Everyone who buys an apartment with a terrace is disappointed at least some of the time. A terrace is an important amenity, and buyers pay a premium for an apartment with outdoor space. But what happens when the building or the terrace needs repairs that prevent the apartment owner from using the terrace for a season, or more than a season? That was the question in Goldhirsch v. St. George Tower & Grill Owners Corp.
St. George Tower is a cooperative corporation that owns the building at 111 Hicks Street in Brooklyn. Lawrence Goldhirsch bought Apartment 5K, which has access to a shared terrace. A month after he moved in, a blocked drain during a rainstorm caused a flood on the terrace. The board of St. George Tower decided that no one would be permitted onto the terrace while they investigated and repaired the area. The occupants of the unit below the damaged space vacated their apartment for a few months in order to allow repairs. They were not required to pay maintenance for that period of time.
Goldhirsch, however, remained in the apartment throughout. He never asked for an abatement of maintenance charges. (The board had actually considered but rejected the idea because Goldhirsch never vacated.)
In the end, the terrace could not be used for two years. Even worse, a few months after reopening, it was again closed for almost two more years so that repairs could be made to the roof of the building.
Goldhirsch sued, claiming, among other things, breach of the lease and breach of the warranty of habitability. The warranty is a representation by landlords (including co-ops) that their tenants will not be subjected to conditions endangering or detrimental to their life, safety, or health. The warranty is implicit in all leases in accordance with Real Property Law Section 235-b.
Essentially, Goldhirsch said the proprietary lease gave him the right to use the terrace, but he could not use it for many years because of the ongoing repairs. He argued that, because the terrace was closed, it should be considered dangerous and was therefore a breach of the warranty. He also argued that the co-op had violated a statute because it gave an abatement to the occupants below but not to him.
In response, the co-op argued that the lease required it to make repairs and comply with the law. It was a good faith decision to perform building repairs, and using the terrace to make repairs was within its rights under the lease.
Goldhirsch moved for summary judgment on his claims, arguing that there were no issues of fact that needed to be reviewed that would preclude the court from awarding him judgment.
The court first discussed the breach of lease claim. It reviewed the lease and determined that the lease only required that the co-op give an abatement if there was damage as a result of fire or other cause covered by multi-peril policies. Closing the terrace as a result of the leak fell into this category; the terrace closure for roof repairs did not.
But the co-op argued that it closed the terrace in accordance with its business judgment. Interestingly, the court made a distinction between application of the Business Judgment Rule (BJR) in different New York jurisdictions.

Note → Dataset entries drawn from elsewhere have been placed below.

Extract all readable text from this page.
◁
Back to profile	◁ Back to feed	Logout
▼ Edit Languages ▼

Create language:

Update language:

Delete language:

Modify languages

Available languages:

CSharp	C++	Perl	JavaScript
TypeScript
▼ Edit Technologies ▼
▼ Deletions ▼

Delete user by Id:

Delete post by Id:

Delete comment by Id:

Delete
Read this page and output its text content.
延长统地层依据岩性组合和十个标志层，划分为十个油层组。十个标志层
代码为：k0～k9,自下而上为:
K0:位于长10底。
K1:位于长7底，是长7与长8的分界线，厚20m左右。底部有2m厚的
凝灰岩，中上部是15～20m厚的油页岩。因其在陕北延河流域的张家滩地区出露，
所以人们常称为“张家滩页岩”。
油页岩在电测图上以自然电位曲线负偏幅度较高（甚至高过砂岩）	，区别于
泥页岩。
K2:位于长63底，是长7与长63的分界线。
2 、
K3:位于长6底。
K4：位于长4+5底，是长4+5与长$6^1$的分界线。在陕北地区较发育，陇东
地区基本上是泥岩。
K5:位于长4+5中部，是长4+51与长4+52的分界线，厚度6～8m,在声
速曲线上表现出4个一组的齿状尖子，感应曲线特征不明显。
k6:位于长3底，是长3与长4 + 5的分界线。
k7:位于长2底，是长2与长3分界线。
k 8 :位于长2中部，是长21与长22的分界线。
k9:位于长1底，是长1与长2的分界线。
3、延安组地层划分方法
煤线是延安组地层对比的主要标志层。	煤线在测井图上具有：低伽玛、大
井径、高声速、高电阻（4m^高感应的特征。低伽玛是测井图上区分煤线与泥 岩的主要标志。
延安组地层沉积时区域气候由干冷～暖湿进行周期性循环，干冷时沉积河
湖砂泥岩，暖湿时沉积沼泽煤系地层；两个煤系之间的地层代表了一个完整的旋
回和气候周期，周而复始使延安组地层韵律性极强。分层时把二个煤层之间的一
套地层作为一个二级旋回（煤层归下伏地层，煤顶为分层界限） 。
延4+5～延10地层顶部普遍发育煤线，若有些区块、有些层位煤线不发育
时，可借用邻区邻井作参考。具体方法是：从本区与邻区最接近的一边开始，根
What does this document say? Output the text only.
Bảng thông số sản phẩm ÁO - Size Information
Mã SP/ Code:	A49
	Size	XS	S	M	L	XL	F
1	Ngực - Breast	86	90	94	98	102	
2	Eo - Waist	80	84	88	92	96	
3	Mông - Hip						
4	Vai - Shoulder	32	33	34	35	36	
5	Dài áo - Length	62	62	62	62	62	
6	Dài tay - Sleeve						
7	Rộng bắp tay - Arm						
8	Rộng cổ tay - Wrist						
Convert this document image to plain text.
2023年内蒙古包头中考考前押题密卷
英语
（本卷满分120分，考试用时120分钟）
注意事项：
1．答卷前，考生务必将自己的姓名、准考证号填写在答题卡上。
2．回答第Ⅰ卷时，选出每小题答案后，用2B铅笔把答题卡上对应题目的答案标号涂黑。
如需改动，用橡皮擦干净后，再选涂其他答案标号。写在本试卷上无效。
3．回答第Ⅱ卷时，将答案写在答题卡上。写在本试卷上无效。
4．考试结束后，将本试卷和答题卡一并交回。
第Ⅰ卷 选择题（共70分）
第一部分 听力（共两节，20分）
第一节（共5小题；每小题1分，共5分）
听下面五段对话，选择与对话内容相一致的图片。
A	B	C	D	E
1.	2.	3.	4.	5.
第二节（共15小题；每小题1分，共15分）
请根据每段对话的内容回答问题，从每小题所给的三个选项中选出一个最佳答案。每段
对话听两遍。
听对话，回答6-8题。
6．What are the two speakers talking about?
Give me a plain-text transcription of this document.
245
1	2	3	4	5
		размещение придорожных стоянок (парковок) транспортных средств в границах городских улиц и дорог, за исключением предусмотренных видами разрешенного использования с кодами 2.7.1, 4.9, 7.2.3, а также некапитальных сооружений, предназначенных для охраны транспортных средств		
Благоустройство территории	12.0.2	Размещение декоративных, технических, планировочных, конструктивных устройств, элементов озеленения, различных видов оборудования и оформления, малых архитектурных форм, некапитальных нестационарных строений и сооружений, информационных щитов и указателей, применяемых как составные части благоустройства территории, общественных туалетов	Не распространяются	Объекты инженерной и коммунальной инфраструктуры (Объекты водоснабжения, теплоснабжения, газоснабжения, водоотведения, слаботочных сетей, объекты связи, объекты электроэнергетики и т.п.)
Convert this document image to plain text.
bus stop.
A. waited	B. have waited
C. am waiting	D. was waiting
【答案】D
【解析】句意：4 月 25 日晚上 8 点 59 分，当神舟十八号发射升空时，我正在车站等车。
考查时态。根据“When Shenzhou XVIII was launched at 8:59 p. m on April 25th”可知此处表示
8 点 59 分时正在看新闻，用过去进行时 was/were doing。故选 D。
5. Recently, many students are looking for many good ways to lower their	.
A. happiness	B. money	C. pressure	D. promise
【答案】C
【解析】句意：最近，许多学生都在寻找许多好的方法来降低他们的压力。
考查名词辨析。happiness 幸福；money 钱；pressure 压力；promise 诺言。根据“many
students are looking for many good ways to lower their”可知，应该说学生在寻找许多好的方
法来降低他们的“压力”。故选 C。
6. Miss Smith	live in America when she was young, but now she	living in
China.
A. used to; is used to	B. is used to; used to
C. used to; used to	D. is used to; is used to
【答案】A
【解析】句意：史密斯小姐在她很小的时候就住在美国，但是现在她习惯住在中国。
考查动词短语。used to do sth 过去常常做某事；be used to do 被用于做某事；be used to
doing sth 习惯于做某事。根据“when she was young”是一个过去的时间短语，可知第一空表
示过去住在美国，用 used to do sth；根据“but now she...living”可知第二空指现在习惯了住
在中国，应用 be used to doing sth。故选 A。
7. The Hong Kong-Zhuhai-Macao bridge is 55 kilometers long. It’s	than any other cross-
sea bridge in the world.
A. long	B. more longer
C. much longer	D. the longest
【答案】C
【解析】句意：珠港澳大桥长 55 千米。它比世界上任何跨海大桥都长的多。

The court explained that the intermediate appellate courts in the first (Manhattan, Bronx) and fourth (certain western upstate counties) departments are clear that the BJR provides no protection for a breach of contract. In other words, a board cannot breach a contract and claim that it was good business judgment to do so. The court believed, however, that the second department (which includes Brooklyn) was less clear on this point, and, given the leeway to do so, the court agreed with the board that its decision to close the terrace to repair the leak was protected by virtue of the BJR. As a result, it refused to award damages based on Goldhirsch’s claim for breach of lease.
As to the breach of warranty claim, the court explained that the statute set forth merely a minimum standard of habitability relating to essential functions. The apartment was not unfit for human habitation, nor were there conditions that deprived Goldhirsch of the essential functions of a residence. Thus, Goldhirsch’s motion for summary judgment was denied.
There have been a number of cases where courts have refused to award damages or abate maintenance charges to an apartment owner because the owner has been unable to use the terrace in connection with repairs, even for an extended period of time. Without performing an exhaustive analysis, the courts have generally held that a co-op has the right to perform building repairs and has the concomitant right to use a terrace to do so. This is provided, of course, that the work is warranted and diligently performed.
The court here engaged in an interesting interpretation of the interplay between the BJR and the apartment owner’s breach-of-lease claim. Although the court quoted certain provisions of the proprietary lease concerning damages from general use of a terrace, it did not state whether there are provisions that specifically allow a co-op the right to use a terrace for building repairs, a provision found in many leases.
Regardless, the result – that the co-op is not required to abate maintenance charges for its use of the terrace for building repairs –appears to be consistent with other decisions.
We note that in a condominium, access rules and use of a terrace would be guided by the particular condominium’s bylaws. The warranty of habitability, codified in the Real Property Law, does not apply.